**Solving specific heat—physics problem. HELP!?**

Please help me solve this problem. I’ve been working on this for like 3 hours and have not yet come up with an answer. If you get an answer, can you please show your work?

—

A hot, just-minted copper coin is placed in

116 g of water to cool. The water temperature

changes by 8.00 °C and the temperature of the

coin changes by 87.3 °C.

What is the mass of the coin? Disregard

any energy transfer to the water’s surround-

ings and assume the specific heat of copper

is 387 J/kg°C. The specific heat of water is

4186 J/kg°C.

Answer in units of g.

—

Thanks so much.

OK … here we go:

The energy absorbed by the water is:

E = 4184J/(kg*C)*8C*0.160kg = 495.36J

For the copper, we want to know the mass so let’s multiply its specific heat by what we know and see what happens.

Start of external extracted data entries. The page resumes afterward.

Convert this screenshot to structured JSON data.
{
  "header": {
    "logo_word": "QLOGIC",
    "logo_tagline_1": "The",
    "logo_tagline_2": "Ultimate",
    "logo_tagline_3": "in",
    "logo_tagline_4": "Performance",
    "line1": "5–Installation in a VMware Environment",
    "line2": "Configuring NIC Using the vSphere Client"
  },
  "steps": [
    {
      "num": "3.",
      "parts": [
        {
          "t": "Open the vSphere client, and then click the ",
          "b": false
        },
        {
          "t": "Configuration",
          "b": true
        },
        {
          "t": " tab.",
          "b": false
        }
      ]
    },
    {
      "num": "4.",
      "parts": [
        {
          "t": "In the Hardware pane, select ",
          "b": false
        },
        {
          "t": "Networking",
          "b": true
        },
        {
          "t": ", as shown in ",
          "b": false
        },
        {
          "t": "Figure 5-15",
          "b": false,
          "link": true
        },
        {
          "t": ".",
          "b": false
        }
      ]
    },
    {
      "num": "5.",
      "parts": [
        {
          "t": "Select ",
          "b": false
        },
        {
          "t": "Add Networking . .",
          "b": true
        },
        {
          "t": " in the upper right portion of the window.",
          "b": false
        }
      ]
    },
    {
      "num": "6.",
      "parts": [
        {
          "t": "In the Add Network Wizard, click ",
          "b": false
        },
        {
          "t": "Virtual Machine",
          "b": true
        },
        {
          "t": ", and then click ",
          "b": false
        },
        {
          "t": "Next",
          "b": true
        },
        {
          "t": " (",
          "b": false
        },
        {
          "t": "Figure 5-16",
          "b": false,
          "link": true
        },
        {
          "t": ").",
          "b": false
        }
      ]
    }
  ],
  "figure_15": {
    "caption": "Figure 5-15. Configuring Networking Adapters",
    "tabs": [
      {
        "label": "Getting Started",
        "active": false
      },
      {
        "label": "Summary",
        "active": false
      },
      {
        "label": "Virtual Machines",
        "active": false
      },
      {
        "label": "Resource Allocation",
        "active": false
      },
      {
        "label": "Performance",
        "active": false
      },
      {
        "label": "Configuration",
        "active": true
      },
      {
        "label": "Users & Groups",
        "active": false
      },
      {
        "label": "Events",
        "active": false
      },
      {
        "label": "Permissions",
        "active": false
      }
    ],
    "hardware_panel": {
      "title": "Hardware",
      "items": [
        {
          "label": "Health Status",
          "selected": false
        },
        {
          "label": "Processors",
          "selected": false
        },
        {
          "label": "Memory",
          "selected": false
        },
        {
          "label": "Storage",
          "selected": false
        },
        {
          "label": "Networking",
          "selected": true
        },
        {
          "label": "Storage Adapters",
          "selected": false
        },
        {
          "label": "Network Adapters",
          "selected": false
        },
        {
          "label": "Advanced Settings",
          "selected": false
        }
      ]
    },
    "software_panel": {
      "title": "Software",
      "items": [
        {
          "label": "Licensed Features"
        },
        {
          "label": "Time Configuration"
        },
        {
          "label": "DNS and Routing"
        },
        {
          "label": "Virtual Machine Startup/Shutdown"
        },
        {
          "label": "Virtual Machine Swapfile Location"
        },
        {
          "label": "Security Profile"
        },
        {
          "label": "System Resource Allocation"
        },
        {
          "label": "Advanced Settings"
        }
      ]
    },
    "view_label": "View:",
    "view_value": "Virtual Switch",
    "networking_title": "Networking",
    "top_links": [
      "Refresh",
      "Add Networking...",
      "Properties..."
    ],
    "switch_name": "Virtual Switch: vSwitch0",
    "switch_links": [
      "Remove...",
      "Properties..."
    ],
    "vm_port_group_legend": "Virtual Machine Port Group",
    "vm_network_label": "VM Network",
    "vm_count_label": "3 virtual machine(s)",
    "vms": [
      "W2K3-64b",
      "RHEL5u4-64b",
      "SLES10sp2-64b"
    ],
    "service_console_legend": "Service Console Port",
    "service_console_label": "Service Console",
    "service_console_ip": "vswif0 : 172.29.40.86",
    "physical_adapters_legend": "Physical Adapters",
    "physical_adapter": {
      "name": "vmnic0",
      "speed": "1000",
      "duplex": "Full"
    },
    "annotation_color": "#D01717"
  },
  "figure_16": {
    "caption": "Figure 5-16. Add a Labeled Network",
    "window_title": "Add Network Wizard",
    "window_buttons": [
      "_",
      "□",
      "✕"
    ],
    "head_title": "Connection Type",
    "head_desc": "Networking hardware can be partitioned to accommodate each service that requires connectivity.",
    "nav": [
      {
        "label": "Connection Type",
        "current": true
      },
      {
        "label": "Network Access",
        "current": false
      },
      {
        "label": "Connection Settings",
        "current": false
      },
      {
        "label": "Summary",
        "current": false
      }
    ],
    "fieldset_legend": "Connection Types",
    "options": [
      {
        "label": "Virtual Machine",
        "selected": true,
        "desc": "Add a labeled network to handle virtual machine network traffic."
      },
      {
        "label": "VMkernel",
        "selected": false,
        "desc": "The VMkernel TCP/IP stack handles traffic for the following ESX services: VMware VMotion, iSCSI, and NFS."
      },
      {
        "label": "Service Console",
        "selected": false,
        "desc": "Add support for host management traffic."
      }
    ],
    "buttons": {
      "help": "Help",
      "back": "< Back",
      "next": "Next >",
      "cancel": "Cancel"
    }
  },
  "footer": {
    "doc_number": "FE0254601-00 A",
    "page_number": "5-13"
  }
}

Note: we must use the inverse of the specific heat to get the units right and get an answer in grams. Lets try:

(kg*C/387J)*(495.36J/87.3C) = 0.014662kg or 14.662g

Lets check it just to make sure.

E = 387J/(kg*C)*87.3C*0.014662kg = 495.36J

Both the copper and the water exchanged the same number of joules!

The answer is 14.662 grams of copper.